(Reuters) – Their emotions alternating between burn-out and pride, nursing staff at Berlin’s Havelhoehe hospital are knuckling down for another shift as, almost a year after COVID first struck, the second wave of Germany’s epidemic rages on.
“It’s been extremely difficult since October,” said Dudu Dagli, nursing director at the hospital’s intensive care unit.
Some patients are no longer able to move or breathe on their own, and depend on nurses to take care of their most basic needs. “We have adjust their position, wash them, take care of their eyes,” Dagli said.
Germany has been battling its second wave since the autumn and has been in lockdown since mid-December as it tries to ease the pressure on its healthcare system by bringing down the number of new infections.
German hospitals association DKG said on Tuesday that about 4,600 COVID-19 patients were in intensive care, down from a peak of 5,781 on Jan 4.
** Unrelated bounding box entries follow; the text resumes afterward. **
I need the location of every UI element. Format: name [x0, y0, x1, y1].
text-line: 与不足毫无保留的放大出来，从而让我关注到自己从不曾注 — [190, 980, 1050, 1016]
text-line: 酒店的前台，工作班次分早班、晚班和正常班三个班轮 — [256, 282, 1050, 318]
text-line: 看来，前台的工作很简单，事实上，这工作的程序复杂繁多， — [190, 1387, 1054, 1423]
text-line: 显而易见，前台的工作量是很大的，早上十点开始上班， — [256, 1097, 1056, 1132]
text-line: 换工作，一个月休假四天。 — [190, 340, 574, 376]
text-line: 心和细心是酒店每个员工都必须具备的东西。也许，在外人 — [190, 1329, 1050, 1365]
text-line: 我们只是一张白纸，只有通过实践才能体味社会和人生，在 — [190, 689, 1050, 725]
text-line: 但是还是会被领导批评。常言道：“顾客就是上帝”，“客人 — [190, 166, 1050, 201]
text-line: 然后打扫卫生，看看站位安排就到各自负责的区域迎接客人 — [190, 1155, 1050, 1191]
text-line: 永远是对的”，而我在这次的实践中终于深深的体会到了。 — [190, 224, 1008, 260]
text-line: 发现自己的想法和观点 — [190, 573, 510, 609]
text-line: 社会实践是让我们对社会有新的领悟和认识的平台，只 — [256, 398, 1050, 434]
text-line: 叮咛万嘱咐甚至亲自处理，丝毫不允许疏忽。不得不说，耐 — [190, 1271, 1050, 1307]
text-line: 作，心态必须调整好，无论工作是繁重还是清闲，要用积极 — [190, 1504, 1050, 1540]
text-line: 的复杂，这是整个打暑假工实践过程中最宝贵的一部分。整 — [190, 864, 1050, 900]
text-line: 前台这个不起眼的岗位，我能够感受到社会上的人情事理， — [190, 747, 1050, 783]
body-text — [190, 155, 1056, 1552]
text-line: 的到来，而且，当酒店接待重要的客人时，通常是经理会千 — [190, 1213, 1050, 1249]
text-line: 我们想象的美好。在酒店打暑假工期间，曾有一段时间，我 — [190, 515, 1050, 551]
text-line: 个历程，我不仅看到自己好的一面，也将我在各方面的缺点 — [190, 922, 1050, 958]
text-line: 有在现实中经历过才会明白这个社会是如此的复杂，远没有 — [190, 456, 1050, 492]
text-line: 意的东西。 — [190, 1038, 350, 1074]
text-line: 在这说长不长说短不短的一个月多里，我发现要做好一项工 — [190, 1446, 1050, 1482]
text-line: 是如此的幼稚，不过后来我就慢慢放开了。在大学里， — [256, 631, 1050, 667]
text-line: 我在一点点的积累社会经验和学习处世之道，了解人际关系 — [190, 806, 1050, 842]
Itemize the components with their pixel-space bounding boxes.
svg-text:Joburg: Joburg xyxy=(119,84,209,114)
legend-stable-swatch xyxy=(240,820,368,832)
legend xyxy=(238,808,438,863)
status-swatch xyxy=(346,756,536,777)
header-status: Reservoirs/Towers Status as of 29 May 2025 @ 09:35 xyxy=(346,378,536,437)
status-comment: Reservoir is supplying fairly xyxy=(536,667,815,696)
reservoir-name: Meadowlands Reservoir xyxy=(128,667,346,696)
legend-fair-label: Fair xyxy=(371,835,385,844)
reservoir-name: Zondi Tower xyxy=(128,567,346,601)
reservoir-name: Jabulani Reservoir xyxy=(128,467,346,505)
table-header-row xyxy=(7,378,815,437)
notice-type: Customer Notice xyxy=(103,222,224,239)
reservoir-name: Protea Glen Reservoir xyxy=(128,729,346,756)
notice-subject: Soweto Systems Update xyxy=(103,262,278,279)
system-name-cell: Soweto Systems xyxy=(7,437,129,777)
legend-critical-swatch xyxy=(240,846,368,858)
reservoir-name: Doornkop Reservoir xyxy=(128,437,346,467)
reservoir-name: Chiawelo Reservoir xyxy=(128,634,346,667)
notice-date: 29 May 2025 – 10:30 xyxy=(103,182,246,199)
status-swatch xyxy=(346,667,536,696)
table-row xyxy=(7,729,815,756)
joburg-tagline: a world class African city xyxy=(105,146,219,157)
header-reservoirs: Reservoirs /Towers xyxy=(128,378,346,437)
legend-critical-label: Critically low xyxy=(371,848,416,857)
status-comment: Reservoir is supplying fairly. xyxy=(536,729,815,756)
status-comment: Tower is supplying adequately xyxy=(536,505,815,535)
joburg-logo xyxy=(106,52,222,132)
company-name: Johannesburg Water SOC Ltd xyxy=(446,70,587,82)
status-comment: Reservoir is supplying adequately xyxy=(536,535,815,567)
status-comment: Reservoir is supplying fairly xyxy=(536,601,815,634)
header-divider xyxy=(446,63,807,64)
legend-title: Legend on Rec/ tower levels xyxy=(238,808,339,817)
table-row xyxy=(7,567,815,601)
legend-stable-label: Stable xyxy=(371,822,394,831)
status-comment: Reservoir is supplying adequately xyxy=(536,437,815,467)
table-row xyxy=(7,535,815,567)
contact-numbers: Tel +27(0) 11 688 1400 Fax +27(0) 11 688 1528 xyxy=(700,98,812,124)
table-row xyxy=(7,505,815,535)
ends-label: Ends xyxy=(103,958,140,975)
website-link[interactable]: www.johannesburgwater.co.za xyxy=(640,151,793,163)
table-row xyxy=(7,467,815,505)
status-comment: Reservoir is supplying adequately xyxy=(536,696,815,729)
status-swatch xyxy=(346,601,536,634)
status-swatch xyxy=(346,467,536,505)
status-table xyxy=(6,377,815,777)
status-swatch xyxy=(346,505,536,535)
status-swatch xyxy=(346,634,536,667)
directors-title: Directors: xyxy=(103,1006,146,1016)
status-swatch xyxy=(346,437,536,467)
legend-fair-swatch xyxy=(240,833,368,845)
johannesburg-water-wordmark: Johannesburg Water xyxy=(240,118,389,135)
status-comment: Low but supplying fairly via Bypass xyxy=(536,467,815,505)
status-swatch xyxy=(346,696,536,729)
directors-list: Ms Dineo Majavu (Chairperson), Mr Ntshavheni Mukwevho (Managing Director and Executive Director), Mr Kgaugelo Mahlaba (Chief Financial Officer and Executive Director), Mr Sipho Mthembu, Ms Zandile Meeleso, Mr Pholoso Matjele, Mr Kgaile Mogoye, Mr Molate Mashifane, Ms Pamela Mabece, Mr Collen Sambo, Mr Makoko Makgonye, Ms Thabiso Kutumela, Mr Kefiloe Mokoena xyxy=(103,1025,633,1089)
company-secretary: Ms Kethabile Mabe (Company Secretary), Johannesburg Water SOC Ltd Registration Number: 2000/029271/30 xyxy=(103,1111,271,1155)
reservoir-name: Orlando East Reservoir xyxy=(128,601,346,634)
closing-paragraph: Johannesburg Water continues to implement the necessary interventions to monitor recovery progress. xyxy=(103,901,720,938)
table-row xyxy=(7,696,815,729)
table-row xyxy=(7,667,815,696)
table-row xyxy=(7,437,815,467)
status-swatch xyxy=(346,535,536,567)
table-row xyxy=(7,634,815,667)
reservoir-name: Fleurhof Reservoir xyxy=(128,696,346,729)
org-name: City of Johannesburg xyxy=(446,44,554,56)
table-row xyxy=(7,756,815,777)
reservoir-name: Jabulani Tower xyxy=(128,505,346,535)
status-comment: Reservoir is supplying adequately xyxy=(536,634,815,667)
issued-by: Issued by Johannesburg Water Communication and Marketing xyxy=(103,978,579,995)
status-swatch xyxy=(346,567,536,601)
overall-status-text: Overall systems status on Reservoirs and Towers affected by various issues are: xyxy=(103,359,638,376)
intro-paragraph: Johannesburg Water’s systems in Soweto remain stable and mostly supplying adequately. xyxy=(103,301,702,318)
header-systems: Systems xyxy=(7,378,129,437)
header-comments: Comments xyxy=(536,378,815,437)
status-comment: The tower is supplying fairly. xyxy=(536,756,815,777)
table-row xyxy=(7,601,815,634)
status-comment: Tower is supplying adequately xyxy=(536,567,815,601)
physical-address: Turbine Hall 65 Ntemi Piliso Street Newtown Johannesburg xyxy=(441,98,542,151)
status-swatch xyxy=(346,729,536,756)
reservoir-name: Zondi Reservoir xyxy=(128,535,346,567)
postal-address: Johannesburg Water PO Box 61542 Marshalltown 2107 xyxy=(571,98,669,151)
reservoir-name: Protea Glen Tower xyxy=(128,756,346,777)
Of the 17 coronavirus patients currently at the Havelhoehe hospital, 12 are receiving mechanical ventilation.
“In a way, you get used to everything somehow – the stress level, the high number of patients, the need to isolate. However, it is still absolutely exhausting,” nurse Miriam Bloessner told Reuters.
Intensive care unit nurse Carlos Reuss spoke of the emotional drain of taking care of patients who burst into tears when they wake up in a hospital bed with a tube down their throats.
“You have to have strength to deal with that and to not bring it home with you,” he said.
Solidarity among staff, support from loved ones, and a sense of purpose can make the challenge less daunting.
“I say to myself: ‘You are a nurse, you have a very important job’, get up with joy and come here,” Dagli said.